Interview | 21.04.2009

Im Gespräch mit Helmut Debelius

 

DIVEMASTER: In Taucherkreisen werden beobachtete Tiere meist nur mit Kurznamen wie Zackis bezeichnet. Wie kommen Tiere zu Arten zu ihren wissenschaftlichen Namen?

Helmut Debelius: Während bei anderen Tiergruppen wie z.B. den Säugetieren nur selten neue Arten entdeckt werden, erlebt man dies bei den Fischen noch regelmäßig. Die Literatur enthält zahlreiche Synonyme, also verschiedene Namen für die gleiche Art. Oft werden auch falsche Namen benutzt, sogar für die am häufigsten vorkommenden Arten. Nur wenn eine bestimmte Gruppe gründlich untersucht wird, werden derartige Fehler offensichtlich. Viele Probleme entstehen, wenn einander ähnliche Arten mit dem gleichen Namen bezeichnet wurden. Eine populäre Methode der Artbestimmung ist ein Bestimmungsschlüssel, der auf den arttypischen Merkmalen basiert. Da ein solcher Schlüssel nicht alle Arten abdecken und auch eine unbekannte oder neue Art in den Schlüssel passen kann, kommt es leicht zu Fehlbestimmungen.

Wird ein Schlüssel nicht in der geographischen Zone eingesetzt, für die er geschrieben wurde, sind Irrtümer vorprogrammiert. So tauchte beispielsweise das Seepferdchen Hippocampus whitei,das nur an der Ostküste Australiens lebt, in der südafrikanischen Literatur auf, weil das ähnliche H. borboriensis in einen Schlüssel passte. Schlüssel sind jedoch sehr nützlich, um Gattungen zu bestimmen. Auch dort, wo die Diversität auf der Artebene nicht zu groß ist, wie in den gemäßigten Zonen oder im Atlantik, können Schlüssel sehr hilfreich sein. Wenn man aber nicht bereits Experte ist, können Schlüssel eher für Verwirrung sorgen. Um die Seepferdchen und Seenadeln des tropischen Indo-Westpazifik zu bestimmen, sind sie beispielsweise nicht sehr nützlich.

Die Entdeckung einer neuen Art kann auch den für eine andere Art benutzten Namen in Frage stellen, da die neue Art vielleicht besser zu der entsprechenden Originalbeschreibung passt. In vielen Fällen bleibt die Verwirrung bestehen, insbesondere wenn Arten bereits vor langer Zeit benannt wurden. Beschreibungen und Illustrationen vieler damaliger Autoren waren exzellent, die anderer jedoch zu einfach und schlecht, so dass sie auf mehrere Arten zutrafen. Typenmaterial mancher Arten ging verloren oder wurde in Kriegen und Naturkatastrophen zerstört. In einigen Fällen wurden Typusexemplare durch neue ersetzt, die eine andere Art repräsentierten.

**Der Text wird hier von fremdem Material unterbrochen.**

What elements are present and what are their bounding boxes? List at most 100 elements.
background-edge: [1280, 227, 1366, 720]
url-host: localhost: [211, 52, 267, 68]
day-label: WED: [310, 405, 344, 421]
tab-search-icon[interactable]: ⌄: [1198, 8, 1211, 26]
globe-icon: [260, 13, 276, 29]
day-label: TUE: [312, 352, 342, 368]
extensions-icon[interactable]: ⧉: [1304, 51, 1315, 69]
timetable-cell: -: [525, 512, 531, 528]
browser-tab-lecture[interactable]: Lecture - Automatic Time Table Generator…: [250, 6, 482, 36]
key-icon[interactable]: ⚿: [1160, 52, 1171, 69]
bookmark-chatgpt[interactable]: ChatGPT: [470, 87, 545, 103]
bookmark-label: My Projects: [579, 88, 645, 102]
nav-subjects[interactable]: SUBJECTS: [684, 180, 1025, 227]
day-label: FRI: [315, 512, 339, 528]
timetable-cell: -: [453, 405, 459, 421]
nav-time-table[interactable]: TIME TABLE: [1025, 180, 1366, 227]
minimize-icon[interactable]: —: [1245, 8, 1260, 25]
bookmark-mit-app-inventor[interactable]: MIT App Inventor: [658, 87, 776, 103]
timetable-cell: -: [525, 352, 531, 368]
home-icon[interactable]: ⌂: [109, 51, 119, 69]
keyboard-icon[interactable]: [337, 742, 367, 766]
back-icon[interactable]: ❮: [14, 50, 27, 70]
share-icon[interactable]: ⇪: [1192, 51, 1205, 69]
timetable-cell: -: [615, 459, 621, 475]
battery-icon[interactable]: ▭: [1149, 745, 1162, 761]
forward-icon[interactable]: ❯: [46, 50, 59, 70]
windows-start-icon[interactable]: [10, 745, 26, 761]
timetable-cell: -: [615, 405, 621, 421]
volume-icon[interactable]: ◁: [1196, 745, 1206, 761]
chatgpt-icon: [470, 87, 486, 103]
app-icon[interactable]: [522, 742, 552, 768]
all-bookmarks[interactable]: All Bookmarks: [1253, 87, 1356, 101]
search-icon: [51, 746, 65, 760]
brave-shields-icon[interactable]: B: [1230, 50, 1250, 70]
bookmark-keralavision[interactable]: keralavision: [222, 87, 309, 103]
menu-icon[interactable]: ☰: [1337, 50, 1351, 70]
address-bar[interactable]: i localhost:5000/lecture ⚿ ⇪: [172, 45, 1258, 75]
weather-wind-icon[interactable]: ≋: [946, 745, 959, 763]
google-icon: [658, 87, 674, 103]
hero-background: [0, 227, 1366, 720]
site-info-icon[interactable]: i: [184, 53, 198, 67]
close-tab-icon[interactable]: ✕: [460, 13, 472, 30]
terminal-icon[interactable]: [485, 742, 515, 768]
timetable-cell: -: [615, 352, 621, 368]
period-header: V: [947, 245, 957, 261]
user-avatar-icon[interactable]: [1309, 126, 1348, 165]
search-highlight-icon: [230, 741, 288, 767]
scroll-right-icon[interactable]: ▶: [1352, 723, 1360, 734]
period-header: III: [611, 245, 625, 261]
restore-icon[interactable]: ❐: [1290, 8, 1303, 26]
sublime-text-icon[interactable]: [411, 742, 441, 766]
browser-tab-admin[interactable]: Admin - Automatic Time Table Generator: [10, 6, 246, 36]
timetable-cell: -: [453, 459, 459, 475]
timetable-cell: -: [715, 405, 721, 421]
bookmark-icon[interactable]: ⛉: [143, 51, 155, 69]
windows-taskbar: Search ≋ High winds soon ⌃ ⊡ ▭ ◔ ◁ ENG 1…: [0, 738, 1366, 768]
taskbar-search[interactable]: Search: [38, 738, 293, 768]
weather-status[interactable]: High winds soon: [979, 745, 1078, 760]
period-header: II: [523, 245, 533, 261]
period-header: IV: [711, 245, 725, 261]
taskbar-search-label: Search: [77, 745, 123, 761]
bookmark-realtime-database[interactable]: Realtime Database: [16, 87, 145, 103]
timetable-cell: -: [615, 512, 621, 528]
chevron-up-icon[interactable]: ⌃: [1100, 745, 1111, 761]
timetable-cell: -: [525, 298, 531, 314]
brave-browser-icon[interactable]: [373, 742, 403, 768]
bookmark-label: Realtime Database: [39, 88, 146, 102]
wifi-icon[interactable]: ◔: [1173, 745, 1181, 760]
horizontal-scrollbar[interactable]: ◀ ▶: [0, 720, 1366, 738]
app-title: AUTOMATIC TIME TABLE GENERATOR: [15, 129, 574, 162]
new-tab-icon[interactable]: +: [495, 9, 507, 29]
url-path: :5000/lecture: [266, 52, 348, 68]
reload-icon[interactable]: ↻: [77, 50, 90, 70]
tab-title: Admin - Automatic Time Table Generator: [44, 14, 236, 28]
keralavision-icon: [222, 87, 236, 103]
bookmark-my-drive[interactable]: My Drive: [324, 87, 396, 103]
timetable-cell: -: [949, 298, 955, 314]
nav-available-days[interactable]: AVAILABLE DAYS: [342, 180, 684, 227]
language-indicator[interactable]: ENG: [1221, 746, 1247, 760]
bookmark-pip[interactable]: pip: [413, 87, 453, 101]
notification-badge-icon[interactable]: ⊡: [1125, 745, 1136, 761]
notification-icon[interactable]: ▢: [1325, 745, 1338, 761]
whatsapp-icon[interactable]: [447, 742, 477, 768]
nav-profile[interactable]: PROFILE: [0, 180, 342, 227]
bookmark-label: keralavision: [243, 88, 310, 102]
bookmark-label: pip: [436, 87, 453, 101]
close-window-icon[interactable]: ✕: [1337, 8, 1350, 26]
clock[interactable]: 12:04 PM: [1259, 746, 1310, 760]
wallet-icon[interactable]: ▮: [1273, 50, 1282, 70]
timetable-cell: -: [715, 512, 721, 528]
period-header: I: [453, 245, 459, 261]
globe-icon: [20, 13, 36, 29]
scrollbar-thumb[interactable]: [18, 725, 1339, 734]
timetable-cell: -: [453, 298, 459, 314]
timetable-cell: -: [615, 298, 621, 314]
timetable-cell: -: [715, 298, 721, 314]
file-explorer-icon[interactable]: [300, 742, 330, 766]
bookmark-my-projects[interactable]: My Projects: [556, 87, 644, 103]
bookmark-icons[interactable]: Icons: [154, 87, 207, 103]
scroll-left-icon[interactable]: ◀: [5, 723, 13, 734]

Da viele Arten eine beschränkte Verbreitung haben, kann die Typuslokalität eine wichtige Rolle beim Bestimmen ihrer Identität spielen. Verwirrung entsteht immer, wenn die gleiche Art mehrmals von verschiedenen Leuten beschrieben wurde, verschiedene Formen der gleichen Art eigene Namen erhielten oder der gleiche Name für andere Arten benutzt wurde. Der Name der Erstbeschreibung hat Priorität und wird als korrekter wissenschaftlicher Name akzeptiert; er ist das „ältere Synonym“. Alle nachfolgenden werden als „jüngere Synonyme“ bezeichnet. Ein gebräuchlicher Name kann ungültig und ersetzt werden, wenn ein älterer Name gefunden wird. Bei Gattungen können ähnliche Veränderungen auftreten. Arten können außerdem in andere Gattungen gestellt werden, wenn es die Verwandtschaft erfordert.